Saved to data/MSFT_2026-01-21.parquet
Downloaded MSFT: 251 rows from 2024-01-02 to 2024-12-30
Loading cached data from data/MSFT_2026-01-21.parquet
Downloading MSFT...
Saved to data/MSFT_2026-01-21.parquet
Downloaded MSFT: 251 rows from 2024-01-02 to 2024-12-30


The function handles the complete caching workflow: check for existing data, download if needed, flatten columns, save with a date-stamped filename, and report. The refresh parameter gives you control when you need fresh data regardless of what is cached. Run the cell twice and notice the difference: the first call downloads from yfinance, the second loads instantly from the local file.

**Cleanup**

The test cells above created cache files in the data directory. Let's remove them so the notebook leaves no artifacts behind.

In [52]:
# Clean up
import glob

# Remove test files and any date-stamped cache files
for pattern in ['msft_test.parquet', 'data/*.parquet']:
    for f in glob.glob(pattern):
        os.remove(f)
        print(f"Removed {f}")

# Remove data directory if empty
if os.path.exists('data') and not os.listdir('data'):
    os.rmdir('data')

print("Cleaned up cache files.")

Removed data/MSFT_2026-01-21.parquet
Cleaned up cache files.


---

## Summary

In this notebook, we covered the mechanics of downloading and storing financial data:

1. **API Key Security**: Never hardcode API keys. Use Colab Secrets or environment variables to keep them separate from your code.

2. **yfinance**: Our primary data source for equity and ETF prices. Key parameters include `auto_adjust` (set to `False` to see both `Close` and `Adj Close`), `start`/`end` for date ranges, and `interval` for intraday data. Always apply `flatten_columns()` after downloading single tickers.

3. **Financial Modeling Prep**: A commercial alternative when you need reliability, fundamentals, or support. The free tier is not practical; plan on a paid subscription if you want to use it.

4. **FRED**: Free and reliable source for economic data, but be aware of the traps: frequency mismatch, publication lag, and data revisions can introduce lookahead bias.

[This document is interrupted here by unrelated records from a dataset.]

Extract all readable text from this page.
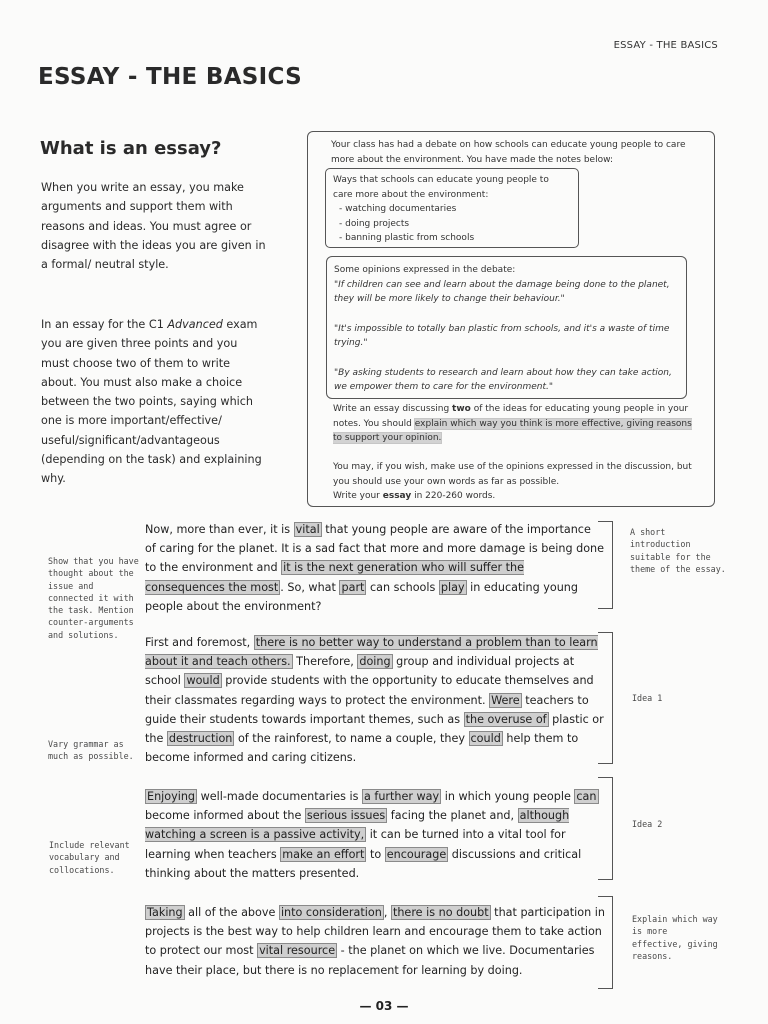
ESSAY - THE BASICS
ESSAY - THE BASICS
What is an essay?

When you write an essay, you make arguments and support them with reasons and ideas. You must agree or disagree with the ideas you are given in a formal/ neutral style.

In an essay for the C1 Advanced exam you are given three points and you must choose two of them to write about. You must also make a choice between the two points, saying which one is more important/effective/ useful/significant/advantageous (depending on the task) and explaining why.

Your class has had a debate on how schools can educate young people to care more about the environment. You have made the notes below:
Ways that schools can educate young people to care more about the environment:
- watching documentaries
- doing projects
- banning plastic from schools
Some opinions expressed in the debate:

"If children can see and learn about the damage being done to the planet, they will be more likely to change their behaviour."

"It's impossible to totally ban plastic from schools, and it's a waste of time trying."

"By asking students to research and learn about how they can take action, we empower them to care for the environment."

Write an essay discussing two of the ideas for educating young people in your notes. You should explain which way you think is more effective, giving reasons to support your opinion.
You may, if you wish, make use of the opinions expressed in the discussion, but you should use your own words as far as possible.
Write your essay in 220-260 words.

Now, more than ever, it is vital that young people are aware of the importance of caring for the planet. It is a sad fact that more and more damage is being done to the environment and it is the next generation who will suffer the consequences the most . So, what part can schools play in educating young people about the environment?

First and foremost, there is no better way to understand a problem than to learn about it and teach others. Therefore, doing group and individual projects at school would provide students with the opportunity to educate themselves and their classmates regarding ways to protect the environment. Were teachers to guide their students towards important themes, such as the overuse of plastic or the destruction of the rainforest, to name a couple, they could help them to become informed and caring citizens.

Enjoying well-made documentaries is a further way in which young people can become informed about the serious issues facing the planet and, although watching a screen is a passive activity, it can be turned into a vital tool for learning when teachers make an effort to encourage discussions and critical thinking about the matters presented.

Taking all of the above into consideration , there is no doubt that participation in projects is the best way to help children learn and encourage them to take action to protect our most vital resource - the planet on which we live. Documentaries have their place, but there is no replacement for learning by doing.

Show that you have thought about the issue and connected it with the task. Mention counter-arguments and solutions.
Vary grammar as much as possible.
Include relevant vocabulary and collocations.
A short introduction suitable for the theme of the essay.
Idea 1
Idea 2
Explain which way is more effective, giving reasons.
— 03 —
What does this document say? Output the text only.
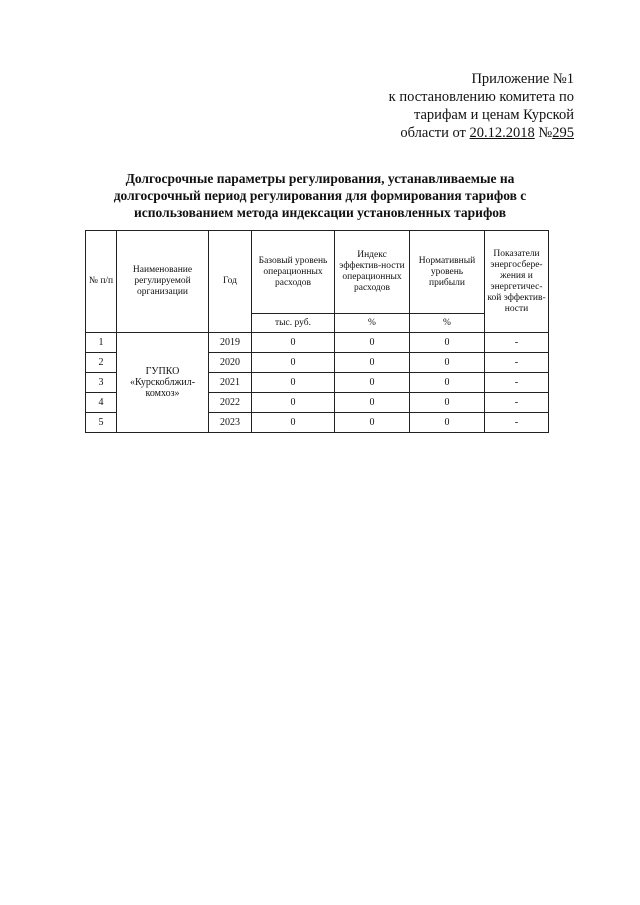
Приложение №1
к постановлению комитета по
тарифам и ценам Курской
области от 20.12.2018 №295
Долгосрочные параметры регулирования, устанавливаемые на
долгосрочный период регулирования для формирования тарифов с
использованием метода индексации установленных тарифов
№ п/п	Наименование регулируемой организации	Год	Базовый уровень операционных расходов	Индекс эффектив-ности операционных расходов	Нормативный уровень прибыли	Показатели энергосбере-жения и энергетичес-кой эффектив-ности
			тыс. руб.	%	%	
1	ГУПКО «Курскоблжил-комхоз»	2019	0	0	0	-
2		2020	0	0	0	-
3		2021	0	0	0	-
4		2022	0	0	0	-
5		2023	0	0	0	-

5. **Data Storage**: Store data locally for speed and reproducibility. Use parquet as your default format (fast, compressed, version-stable). Use CSV when you need to inspect data manually or share with others. Avoid pickle for long-term storage due to version compatibility issues. Consider HDF5 only for very large datasets that do not fit in memory.

6. **Caching Pattern**: The download_and_cache() function checks for existing data before downloading, includes the download date in filenames for version tracking, and offers a refresh option when you need fresh data.

In the next notebook, we will download the data for our case study (SPY, BIL, VIXY, ^VIX) and prepare it for analysis.